もし、東京都ご自慢の研修の通り、本人の意志が最重要でそれに基づかなければならないというのなら、都の事業団が運営する入所施設は解体すべきです。なぜなら、入所者の多くが家へ帰りたい思っていますし、一人暮らしがしたいと思っています。そして、障害が重く施設に暮らさなければならない障害者の苦痛を同じ都の職員として声を上げるべきです。弱い立場の参加者の権利を奪う前に。偉そうに本人の希望を叶えるのが相談支援だというなら、自分の足元から見本を見せ、身体障害者の施設を解体すればいい、知的障害の都外施設を廃止すればいい。できもしない癖に偉そうなことばかり言って資格を取らなくてはならなくてじっと我慢している参加者にに得意になっている姿で障害者に接しているのだろうと思われました。

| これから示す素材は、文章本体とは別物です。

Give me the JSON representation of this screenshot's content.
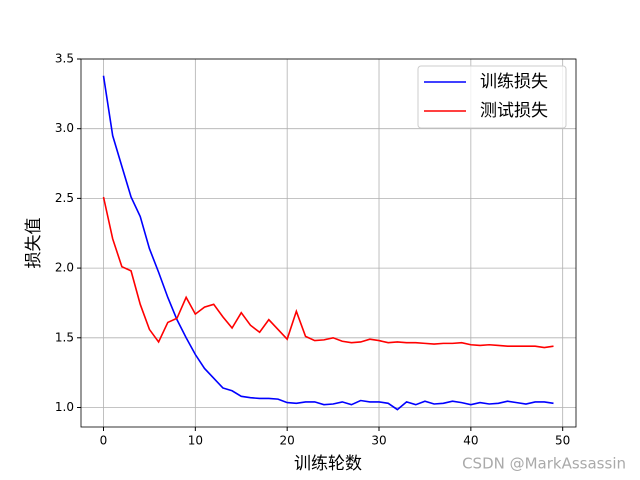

必要だから研修に来ているのに簡単に帰って良いよと言う程度にしか相手のことを理解しない研修責任者、グループワークでまとめ役なのに調整する事なく参加拒否する福祉相談者、ルールを守っていない施設長という仲間達のサロンに資格などと言う権限を与えると自分たちがどんだけ偉くなった気持ちになっているのか私にはわかりません。

結局、この偏った研修など忘れて、現実に対応する器用な相談員が相談員としてやっていけるのだろうと思った。何故なら、都がこんなに高飛車に頑張った研修を受けて現場で実践しているのは、三分の一もいないことがはっきりしているからです。それほどこの資格に魅力がないからです。